Loin de se réduire à une question technique, le problème de la révision de l'objectif de la BCE sera, à l'avenir, l'une des questions économiques centrales en Europe. Sa rigidité actuelle ne peut que provoquer des tensions inutiles entre les pays membres, dont les rythmes de croissance divergents exigent la possibilité de taux d'inflation divergents, et par conséquent d'un taux moyen supérieur à 2 %. La réprimande adressée par la Commission européenne à l'Irlande en février 2001 - parce que son budget, bien qu'il fût excédentaire, ne « refroidissait » pas suffisamment l'économie dans le contexte d'une inflation supérieure à 5 % - constitue l'exemple même du type de tensions susceptibles de surgir si l'objectif d'inflation est maintenu en l'état.

Enfin, dans la mesure où le caractère inédit de la récession actuelle et la diversité des conjonctures nationales nourrissent quelques incertitudes sur les effets d'une relance monétaire en Europe, le Pacte de stabilité fait figure de corset inutile. Comme l'enseignent la théorie économique et le bon sens, des pays qui abandonnent leur souveraineté monétaire doivent pouvoir disposer de l'instrument budgétaire pour gérer les divergences conjoncturelles. Le développement d'indicateurs européens - et non plus nationaux - relatifs aux comptes publics serait un pas dans la bonne direction : il permettrait de contrôler les déficits publics globaux de la zone euro, tout en accordant à chaque pays une certaine flexibilité. Mais, sur ce point également, l'approfondissement de la coordination européenne constitue une condition nécessaire.
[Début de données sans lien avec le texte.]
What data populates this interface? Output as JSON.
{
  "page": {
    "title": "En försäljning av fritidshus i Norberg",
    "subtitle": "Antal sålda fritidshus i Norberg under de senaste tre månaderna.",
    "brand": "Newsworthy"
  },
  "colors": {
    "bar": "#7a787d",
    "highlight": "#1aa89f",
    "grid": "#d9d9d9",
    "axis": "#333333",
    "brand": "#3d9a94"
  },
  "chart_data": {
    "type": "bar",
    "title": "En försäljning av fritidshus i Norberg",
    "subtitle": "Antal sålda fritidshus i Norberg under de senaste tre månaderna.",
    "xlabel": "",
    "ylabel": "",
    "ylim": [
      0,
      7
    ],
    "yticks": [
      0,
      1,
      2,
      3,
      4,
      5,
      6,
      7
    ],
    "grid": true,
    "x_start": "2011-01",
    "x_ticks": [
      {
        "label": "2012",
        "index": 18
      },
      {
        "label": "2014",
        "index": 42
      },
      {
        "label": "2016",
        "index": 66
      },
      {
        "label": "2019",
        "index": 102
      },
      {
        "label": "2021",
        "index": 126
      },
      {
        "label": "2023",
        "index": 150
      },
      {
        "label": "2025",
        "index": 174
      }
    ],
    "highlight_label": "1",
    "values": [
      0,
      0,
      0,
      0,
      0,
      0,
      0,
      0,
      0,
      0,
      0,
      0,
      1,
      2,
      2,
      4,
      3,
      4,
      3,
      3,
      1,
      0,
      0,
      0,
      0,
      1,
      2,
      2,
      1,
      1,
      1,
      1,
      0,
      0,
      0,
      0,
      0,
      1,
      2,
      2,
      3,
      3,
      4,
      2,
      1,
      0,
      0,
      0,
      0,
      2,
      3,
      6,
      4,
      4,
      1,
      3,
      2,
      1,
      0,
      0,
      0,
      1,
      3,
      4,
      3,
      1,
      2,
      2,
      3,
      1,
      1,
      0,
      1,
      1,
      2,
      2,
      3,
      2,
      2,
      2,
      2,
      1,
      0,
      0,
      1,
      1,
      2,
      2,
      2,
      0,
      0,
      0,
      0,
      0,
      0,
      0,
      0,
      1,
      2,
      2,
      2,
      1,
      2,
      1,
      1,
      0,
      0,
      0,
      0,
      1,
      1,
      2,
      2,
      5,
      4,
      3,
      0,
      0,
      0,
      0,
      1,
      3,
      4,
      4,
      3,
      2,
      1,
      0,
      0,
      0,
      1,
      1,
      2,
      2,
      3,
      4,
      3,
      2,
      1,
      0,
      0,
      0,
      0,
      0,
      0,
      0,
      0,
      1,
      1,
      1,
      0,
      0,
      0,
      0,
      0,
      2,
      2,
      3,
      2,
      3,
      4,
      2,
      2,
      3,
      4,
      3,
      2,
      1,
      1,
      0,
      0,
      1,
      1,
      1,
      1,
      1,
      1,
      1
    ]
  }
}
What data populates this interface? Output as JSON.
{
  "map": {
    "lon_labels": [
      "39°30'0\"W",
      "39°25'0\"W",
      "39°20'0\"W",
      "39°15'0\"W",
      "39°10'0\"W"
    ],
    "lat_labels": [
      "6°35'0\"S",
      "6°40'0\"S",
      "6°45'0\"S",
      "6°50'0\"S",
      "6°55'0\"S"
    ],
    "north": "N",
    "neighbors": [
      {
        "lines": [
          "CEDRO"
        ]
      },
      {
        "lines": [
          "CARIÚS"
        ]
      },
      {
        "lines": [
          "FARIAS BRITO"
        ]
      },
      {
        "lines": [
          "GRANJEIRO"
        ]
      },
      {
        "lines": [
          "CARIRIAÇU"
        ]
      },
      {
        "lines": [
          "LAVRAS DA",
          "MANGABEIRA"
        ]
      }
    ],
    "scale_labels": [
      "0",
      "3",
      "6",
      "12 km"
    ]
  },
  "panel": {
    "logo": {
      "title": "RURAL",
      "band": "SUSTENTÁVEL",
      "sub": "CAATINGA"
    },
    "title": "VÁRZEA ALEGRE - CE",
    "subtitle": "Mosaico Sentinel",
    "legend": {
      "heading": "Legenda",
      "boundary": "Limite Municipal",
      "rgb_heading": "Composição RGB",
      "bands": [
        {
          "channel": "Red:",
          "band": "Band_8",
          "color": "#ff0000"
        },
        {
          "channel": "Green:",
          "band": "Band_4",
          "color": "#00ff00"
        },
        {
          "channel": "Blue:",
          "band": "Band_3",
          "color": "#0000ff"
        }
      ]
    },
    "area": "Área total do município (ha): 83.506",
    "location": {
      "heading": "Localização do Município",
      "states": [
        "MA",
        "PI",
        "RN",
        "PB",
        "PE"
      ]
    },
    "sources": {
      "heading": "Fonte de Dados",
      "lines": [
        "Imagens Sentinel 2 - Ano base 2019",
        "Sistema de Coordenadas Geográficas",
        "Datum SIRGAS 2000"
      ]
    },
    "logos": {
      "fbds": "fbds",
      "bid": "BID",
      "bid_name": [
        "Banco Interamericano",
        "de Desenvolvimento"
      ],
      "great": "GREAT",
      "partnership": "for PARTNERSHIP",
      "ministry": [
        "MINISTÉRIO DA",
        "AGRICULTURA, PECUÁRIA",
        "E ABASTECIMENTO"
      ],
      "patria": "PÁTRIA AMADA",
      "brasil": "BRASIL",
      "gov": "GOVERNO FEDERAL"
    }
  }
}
En guise de conclusion ...

Bien que venue d'outre-Atlantique, la récession en cours représente un défi plus difficile à relever pour l'Europe que pour l'Amérique. Le président Bush dispose d'une situation économique excellente qui devrait lui permettre de conduire une politique de relance efficace ... A condition, toutefois, de faire preuve de courage politique en revenant sur son programme fiscal hasardeux. En revanche, le ralentissement de l'activité indique combien le fonctionnement actuel de l'Europe rend difficile la mise en oeuvre d'une politique macroéconomique adéquate. L'approfondissement de la coordination des politiques économiques des Quinze, la réforme des statuts de la Banque centrale européenne ainsi que du Pacte de stabilité, et pour finir la mise en place d'un dialogue entre pouvoirs monétaire et politique au niveau européen ne seront pas choses aisées à accomplir. A fortiori en cas d'élargissement concomitant de l'Union. Mais si la récession actuelle fait prendre conscience de la nécessité d'opérer ces changements, elle n'aura pas été complètement inutile !



 
Notes de :

(1) Voir A. Alesina, G. Cohen, et N. Roubini, Political Cycles and the Macroeconomy, Cambridge, MIT Press, 1997.
(2) Voir C. Romer, « Changes in Business Cycles : Evidence and Explanations », Journal of Economic Perspectives, Vol. 13, no 2, printemps 1999, pp. 23-44.
(3) Bons publics destinés à financer le libre choix, par les parents, d'une école publique ou privée.
(4) Introduit par le président républicain Gerald Ford, en 1975, ce mécanisme n'est devenu quantitativement important qu'avec la réforme de 1993.
(5) Ces chiffres sont issus des Perspectives de l'emploi publiées chaque année par l'OCDE.
(6) Voir l'étude de Hans-Werner Sinn et Michael Reutter, intitulée « The Minimum Inflation Rate for Euroland », National Bureau of Economic Research Working Paper, no 8085.